Tuesday, July 21, 2015

Researching the Book: Landscapes that Inspired UNTAMED by Madeline Dyer

Greetings Blogosphere! It's been nearly a month, but today I'm interrupting my usually scheduled radio silence to bring you something special! A guest post from the extremely talented young UK author, Madeline Dyer. I'm particularly excited because Madeline is going to tell us how she researches her setting, incorporating the familiar (the amazing Dartmoor) with the not so familiar.

Before I started writing UNTAMED, I had rather specific ideas for the landscapes in mind. I knew the world needed to be harsh and ‘unfamiliar’, and that the difficult landscapes would heighten the survival focus of the story. But I wanted the landscapes to feel new to me too, to provide me with a challenge. I wanted the setting to be exciting, and have an ‘exotic’ element which would interact with the fantasy side to the book. But, at the same time, I wanted the landscapes to be believable and realistic. And this meant a lot of research.

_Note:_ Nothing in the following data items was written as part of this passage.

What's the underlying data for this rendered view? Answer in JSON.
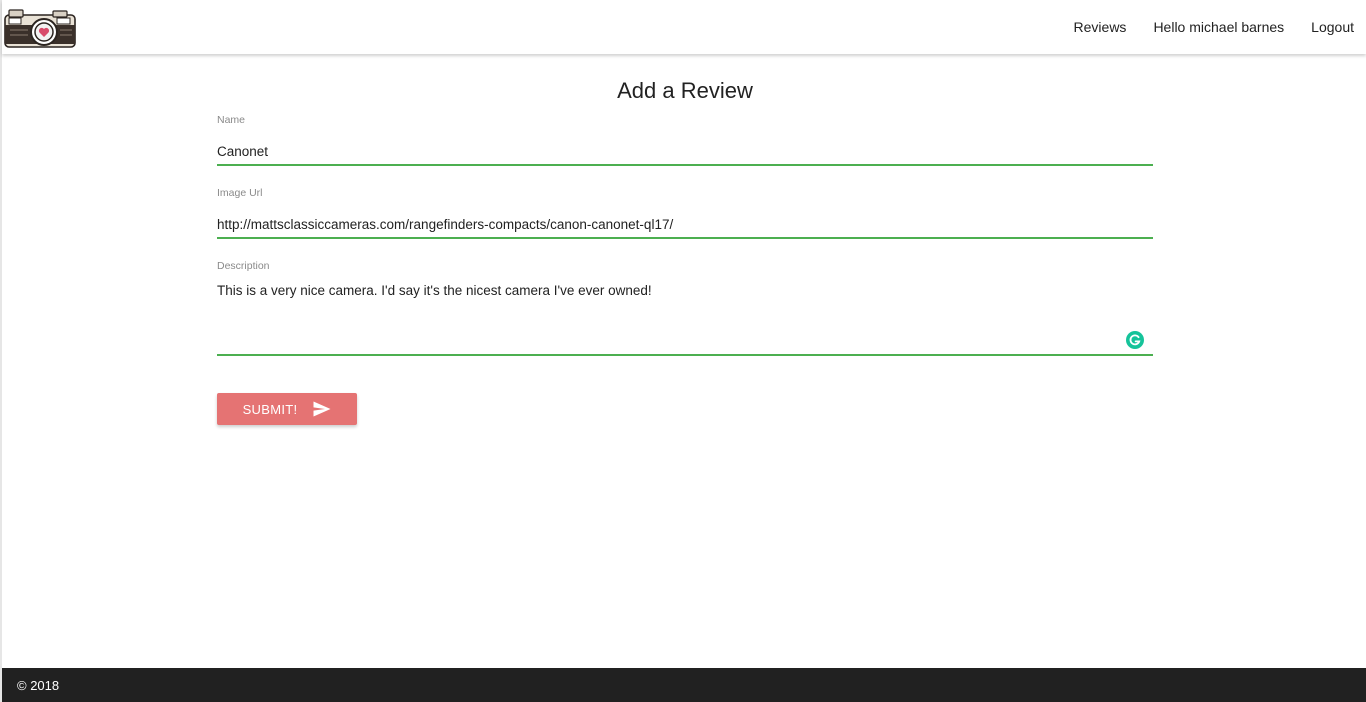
{
  "header": {
    "logo_icon": "camera-logo-icon",
    "nav": {
      "reviews": "Reviews",
      "greeting": "Hello michael barnes",
      "logout": "Logout"
    }
  },
  "form": {
    "title": "Add a Review",
    "name": {
      "label": "Name",
      "value": "Canonet"
    },
    "image_url": {
      "label": "Image Url",
      "value": "http://mattsclassiccameras.com/rangefinders-compacts/canon-canonet-ql17/"
    },
    "description": {
      "label": "Description",
      "value": "This is a very nice camera. I'd say it's the nicest camera I've ever owned!"
    },
    "submit_label": "SUBMIT!",
    "submit_icon": "send-icon"
  },
  "footer": {
    "copyright": "© 2018"
  },
  "colors": {
    "accent_underline": "#4caf50",
    "submit_button": "#e57373",
    "footer_bg": "#212121",
    "grammarly": "#15c39a"
  }
}
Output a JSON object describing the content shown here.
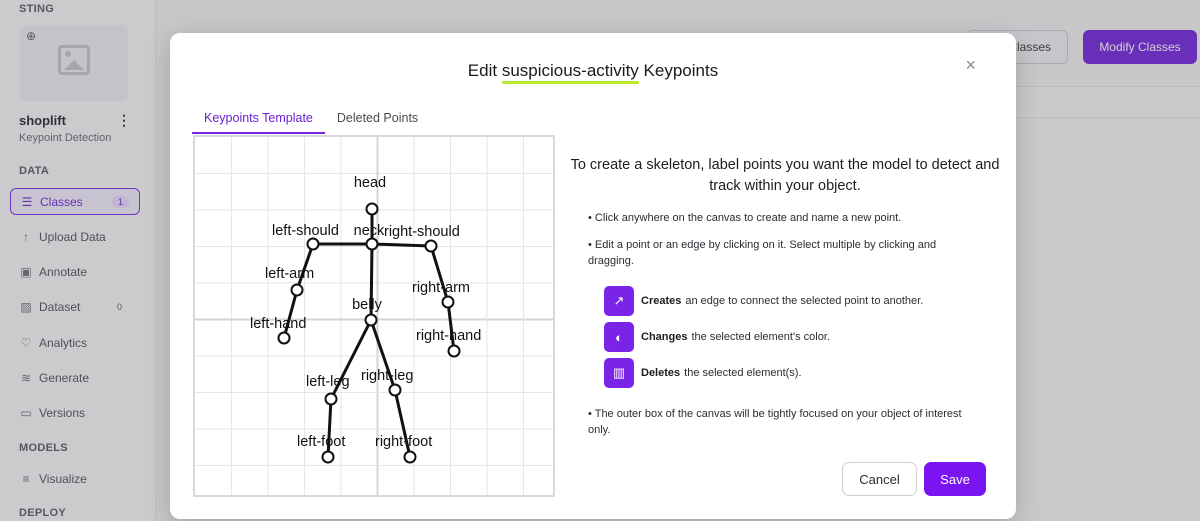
{
  "sidebar": {
    "top_label": "STING",
    "project_name": "shoplift",
    "project_type": "Keypoint Detection",
    "data_section": "DATA",
    "items": [
      {
        "label": "Classes",
        "badge": "1"
      },
      {
        "label": "Upload Data"
      },
      {
        "label": "Annotate"
      },
      {
        "label": "Dataset",
        "badge": "0"
      },
      {
        "label": "Analytics"
      },
      {
        "label": "Generate"
      },
      {
        "label": "Versions"
      }
    ],
    "models_section": "MODELS",
    "model_items": [
      {
        "label": "Visualize"
      }
    ],
    "deploy_section": "DEPLOY"
  },
  "header": {
    "classes_button": "Classes",
    "modify_button": "Modify Classes"
  },
  "modal": {
    "title_prefix": "Edit ",
    "title_object": "suspicious-activity",
    "title_suffix": " Keypoints",
    "close_icon": "×",
    "tabs": [
      {
        "label": "Keypoints Template",
        "active": true
      },
      {
        "label": "Deleted Points",
        "active": false
      }
    ],
    "instructions": {
      "heading": "To create a skeleton, label points you want the model to detect and track within your object.",
      "bullet1": "Click anywhere on the canvas to create and name a new point.",
      "bullet2": "Edit a point or an edge by clicking on it. Select multiple by clicking and dragging.",
      "tools": [
        {
          "icon": "arrow-diagonal-icon",
          "bold": "Creates",
          "text": "an edge to connect the selected point to another."
        },
        {
          "icon": "palette-icon",
          "bold": "Changes",
          "text": "the selected element's color."
        },
        {
          "icon": "trash-icon",
          "bold": "Deletes",
          "text": "the selected element(s)."
        }
      ],
      "bullet3": "The outer box of the canvas will be tightly focused on your object of interest only."
    },
    "cancel_label": "Cancel",
    "save_label": "Save"
  },
  "keypoints": [
    {
      "name": "head",
      "label": "head"
    },
    {
      "name": "neck",
      "label": "neck"
    },
    {
      "name": "left-should",
      "label": "left-should"
    },
    {
      "name": "right-should",
      "label": "right-should"
    },
    {
      "name": "left-arm",
      "label": "left-arm"
    },
    {
      "name": "right-arm",
      "label": "right-arm"
    },
    {
      "name": "left-hand",
      "label": "left-hand"
    },
    {
      "name": "right-hand",
      "label": "right-hand"
    },
    {
      "name": "belly",
      "label": "belly"
    },
    {
      "name": "left-leg",
      "label": "left-leg"
    },
    {
      "name": "right-leg",
      "label": "right-leg"
    },
    {
      "name": "left-foot",
      "label": "left-foot"
    },
    {
      "name": "right-foot",
      "label": "right-foot"
    }
  ],
  "edges": [
    [
      "head",
      "neck"
    ],
    [
      "neck",
      "left-should"
    ],
    [
      "neck",
      "right-should"
    ],
    [
      "left-should",
      "left-arm"
    ],
    [
      "left-arm",
      "left-hand"
    ],
    [
      "right-should",
      "right-arm"
    ],
    [
      "right-arm",
      "right-hand"
    ],
    [
      "neck",
      "belly"
    ],
    [
      "belly",
      "left-leg"
    ],
    [
      "belly",
      "right-leg"
    ],
    [
      "left-leg",
      "left-foot"
    ],
    [
      "right-leg",
      "right-foot"
    ]
  ],
  "colors": {
    "accent": "#7a24e8",
    "highlight": "#b6ea2a"
  }
}
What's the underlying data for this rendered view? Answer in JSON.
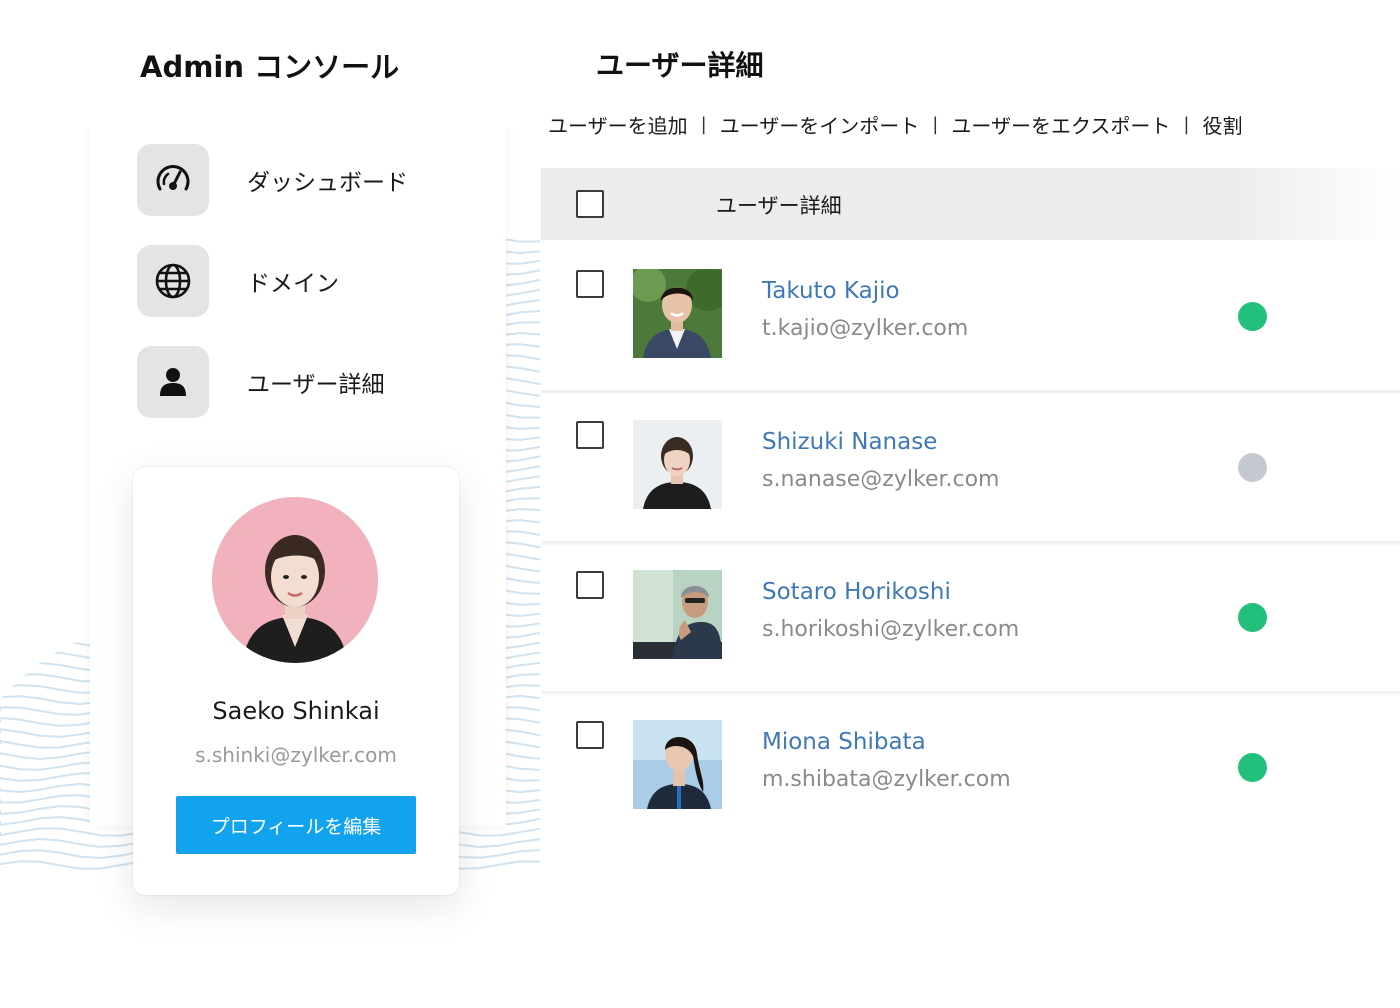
{
  "sidebar": {
    "title": "Admin コンソール",
    "items": [
      {
        "label": "ダッシュボード",
        "icon": "dashboard-gauge-icon"
      },
      {
        "label": "ドメイン",
        "icon": "globe-icon"
      },
      {
        "label": "ユーザー詳細",
        "icon": "user-icon"
      }
    ]
  },
  "profile": {
    "name": "Saeko Shinkai",
    "email": "s.shinki@zylker.com",
    "edit_label": "プロフィールを編集"
  },
  "main": {
    "title": "ユーザー詳細",
    "toolbar": [
      "ユーザーを追加",
      "ユーザーをインポート",
      "ユーザーをエクスポート",
      "役割"
    ],
    "table_header": "ユーザー詳細",
    "users": [
      {
        "name": "Takuto Kajio",
        "email": "t.kajio@zylker.com",
        "status_color": "#22c07a"
      },
      {
        "name": "Shizuki Nanase",
        "email": "s.nanase@zylker.com",
        "status_color": "#c4c9cf"
      },
      {
        "name": "Sotaro Horikoshi",
        "email": "s.horikoshi@zylker.com",
        "status_color": "#22c07a"
      },
      {
        "name": "Miona Shibata",
        "email": "m.shibata@zylker.com",
        "status_color": "#22c07a"
      }
    ]
  },
  "colors": {
    "accent": "#12a3ef",
    "link": "#3f78b6",
    "online": "#22c07a",
    "offline": "#c4c9cf"
  }
}
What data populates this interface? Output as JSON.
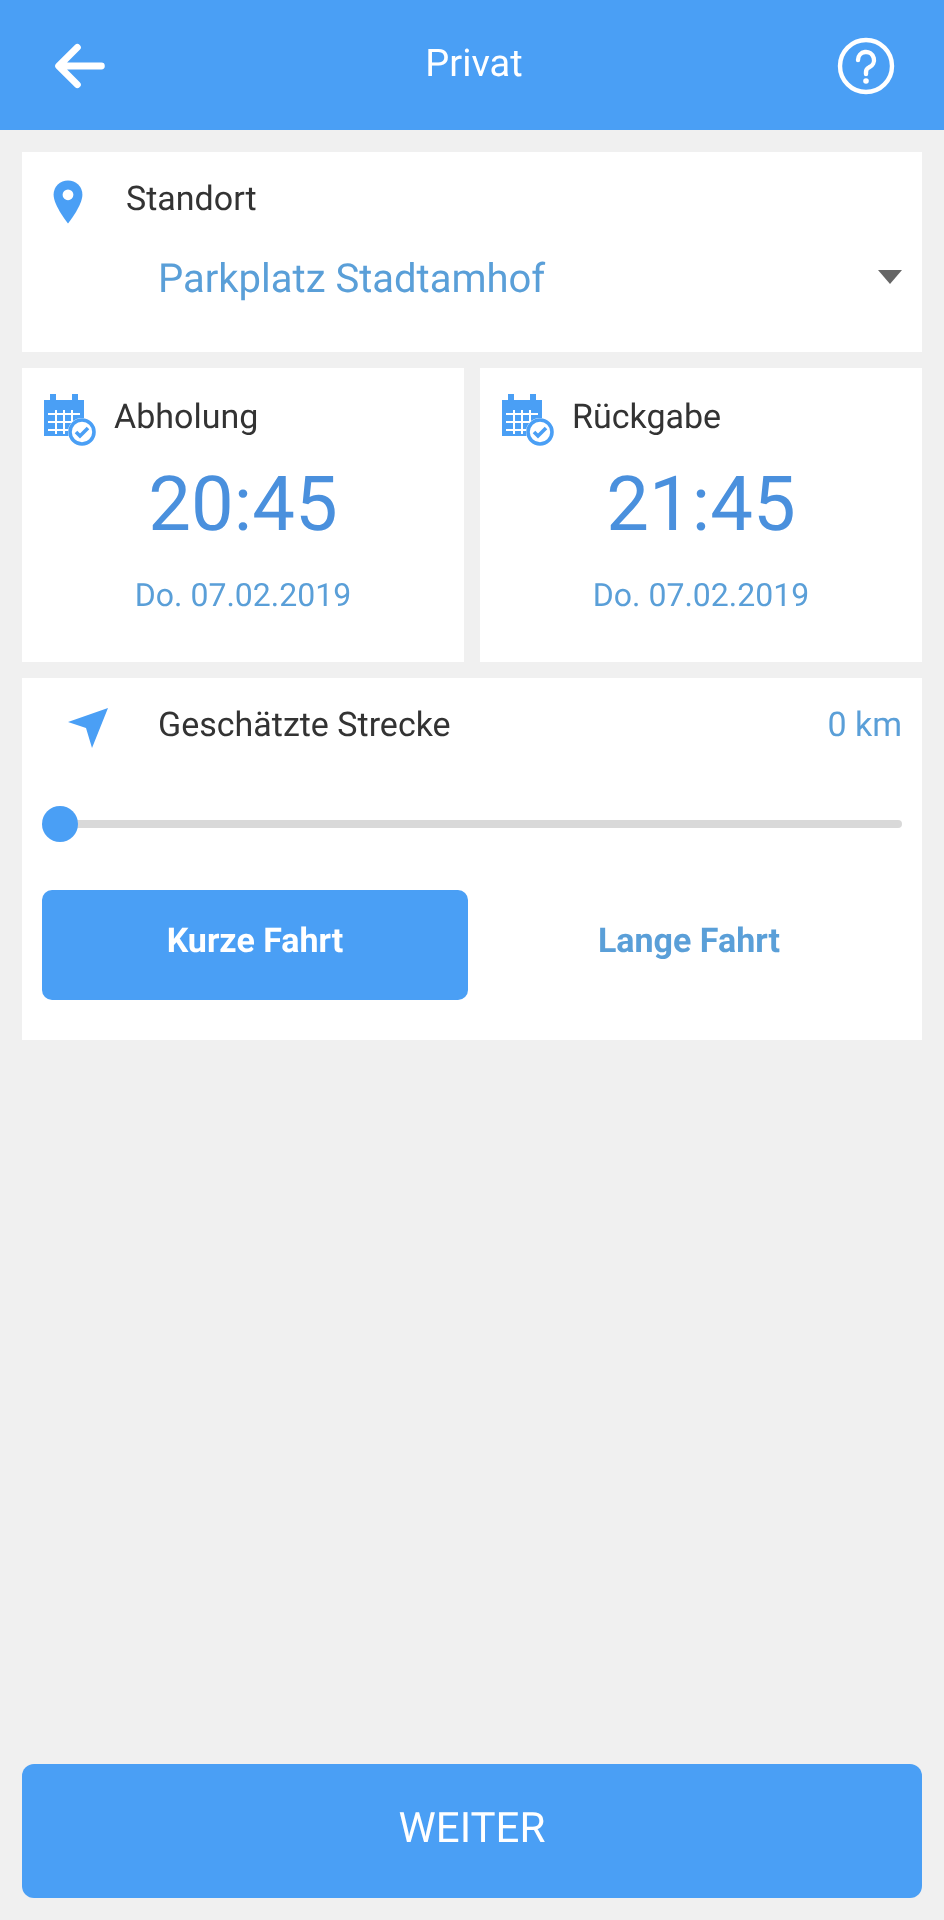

So, I started off with some general Google searches, looking for landscapes that felt ‘right’ or partly suitable—anything that really started to inspire me. (Unfortunately, I only discovered Pinterest a month before UNTAMED released… oops). I made hundreds of notes, poured through thousands of images of real-life places, noting down things that I liked from one, and other things from another. A few years ago, I visited Cobo Bay, in Guernsey, and found it really inspiring. It felt almost magical, with an unseen supernatural presence. Although no such Cobo Bay made it into UNTAMED, I drew on the atmosphere a lot. And, I believe, this is where my idea to include a paranormal element in UNTAMED came from, through the presence of somewhat dangerous, but hard to see, spirits of the land.
Figure 1 Cobo Bay, Guernsey


UNTAMED charts the main characters’ journey through landscapes that change, setting that are unpredictable and tests their survival skills. I already knew that I wanted the start and end landscapes to be vastly different from each other, to mark not only the distance travelled, but the characters’ emotional journeys—and I had a rough idea of which two landscapes these could be. But I needed to know how much distance there should realistically be in between the two climates, and how long it would take for characters to cross from one to another using different transport, and how one landscape would gradually merge into the other.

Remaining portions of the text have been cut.